Hello wikidata-tech!
tl/dr:
we're going to move forward building a query service against
Titan/Cassandra rather than OrientDB or ArangoDB or anything else.
We
finally finished up the exploratory phase of building a Wikidata Query
Service we can run on the cluster. As a reminder, these were our goals:
1. Horizontal scalability for handling more queries and large data sets
2. Active user community outside of WMF
The system has to be able to answer questions like "find me all the humans without a date of death born more than 115 years ago" and "list the 10 biggest cities in Europe with female mayors" or "find me all writers who are not authors".
We're
perfectly happy if its something we have to hack on, but we don't want
to be the _only_ ones using it. That lands you in lsearchd like
situations where the open source world moves in a different direction
than you do and then no one knows how to support your software. You
become afraid to restart it, much less release new versions of it.

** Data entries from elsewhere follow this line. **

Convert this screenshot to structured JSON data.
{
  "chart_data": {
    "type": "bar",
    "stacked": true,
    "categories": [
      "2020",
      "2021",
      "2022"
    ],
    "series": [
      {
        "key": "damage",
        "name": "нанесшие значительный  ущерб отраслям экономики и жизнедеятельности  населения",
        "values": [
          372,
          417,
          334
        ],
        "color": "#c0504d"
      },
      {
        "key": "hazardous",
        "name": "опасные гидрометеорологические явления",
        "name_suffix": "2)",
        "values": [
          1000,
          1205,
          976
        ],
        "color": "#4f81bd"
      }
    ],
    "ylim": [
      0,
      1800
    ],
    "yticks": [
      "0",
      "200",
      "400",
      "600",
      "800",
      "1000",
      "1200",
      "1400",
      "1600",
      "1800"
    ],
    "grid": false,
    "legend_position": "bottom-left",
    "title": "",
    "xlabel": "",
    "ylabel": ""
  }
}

(BTW, Chad just pulled the last remaining trickle of traffic from it
today, party!)
So we identified three good candidates:
Titan (backed by Cassandra), OrientDB and ArangoDB. We prototyped
against both Titan and OrientDB and both worked pretty well. We didn't
have time to prototype against ArangoDB and we also had communications
mixup with upstream. Anyway, when it came down to it we had two working
prototypes so taking time to build a third felt a bit redundant. You
can see much of our notes
here.
The
trouble with two working prototypes is that you can't just flip a coin
to pick one. I guess you could, but instead we made a
spreadsheet.
We rated Titan and OrientDB in 25ish categories, weighted the
categories, and added the results and picked a winner. The process
wasn't perfect, but it was a thing of beauty to watch four people simultaneously edit the spreadsheet, leaving comments explaining most of
the numbers. Titan eventually won by a fairly wide margin so we're
proceeding with work on it.
I expect lots of people will
have comments. Please reply here and/or comment directly on the
spreadsheet. Everyone in WMF can leave comments on the sheet and most
interested parties at WMDE have been given rights to do so. I'm loath
to set the document to world comment-able for some reason.